Visi masa depan kabur, tertutupi oleh bayangan fragmen-fragmen
persoalan dengan solusi tambal sulam, tanpa kesanggupan menghadirkan gambaran
yang utuh tentang akar persoalan dan solusi mendasarnya. Dalam kemunduran daya
pikir, kesadaran publik ditaklukkan oleh sihir kemasan. Impresi lebih
diutamakan ketimbang isi sejati.
Tiap-tiap kubu menuduh lawan sebagai antek asing, tanpa berusaha
merumuskan pola pikir yang tepat dalam menghadapi kekuatan asing. Bahwa
sepanjang sejarah negeri ini, jatuh bangun kekuatan ekonomi-politik kita
sesungguhnya tak bisa dilepaskan dari dinamika ekonomi-politik kawasan,
terutama perkembangan di India dan China.

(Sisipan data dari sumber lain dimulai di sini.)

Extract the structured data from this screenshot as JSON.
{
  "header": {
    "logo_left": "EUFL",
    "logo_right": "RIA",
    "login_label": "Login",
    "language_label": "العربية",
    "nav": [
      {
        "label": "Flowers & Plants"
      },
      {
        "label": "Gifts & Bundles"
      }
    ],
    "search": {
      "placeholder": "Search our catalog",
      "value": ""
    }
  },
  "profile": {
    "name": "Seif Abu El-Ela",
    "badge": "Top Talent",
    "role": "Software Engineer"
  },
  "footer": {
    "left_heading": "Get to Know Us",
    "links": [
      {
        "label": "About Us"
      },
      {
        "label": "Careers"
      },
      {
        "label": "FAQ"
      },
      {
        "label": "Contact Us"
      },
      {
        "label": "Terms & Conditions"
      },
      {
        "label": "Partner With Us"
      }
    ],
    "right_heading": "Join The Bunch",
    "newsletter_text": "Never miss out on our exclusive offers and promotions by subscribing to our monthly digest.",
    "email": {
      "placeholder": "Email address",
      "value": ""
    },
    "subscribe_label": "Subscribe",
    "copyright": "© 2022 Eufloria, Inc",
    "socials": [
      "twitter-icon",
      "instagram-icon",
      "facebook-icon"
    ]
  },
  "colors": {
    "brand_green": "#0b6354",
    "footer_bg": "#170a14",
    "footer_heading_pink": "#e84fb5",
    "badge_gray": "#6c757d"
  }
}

Tatkala kedua pasar besar ini mengalami kehidupan politik
damai-stabil serta perekonomian yang booming, perekonomian Nusantara menjadi
kuat, yang dapat meneguhkan posisi politiknya.
Manakala perdagangan antara Imperium Romawi dan India mencapai puncaknya
pada abad pertama Masehi, armada-armada dagang kesukuan Nusantara memperoleh
keun- tungan perekonomian lewat jalur pelayaran dengan India. Kemakmuran yang
tumbuh lewat perdagangan dengan India inilah yang menjadi katalis bagi
pendirian kerajaan-kerajaan awal di Nusantara.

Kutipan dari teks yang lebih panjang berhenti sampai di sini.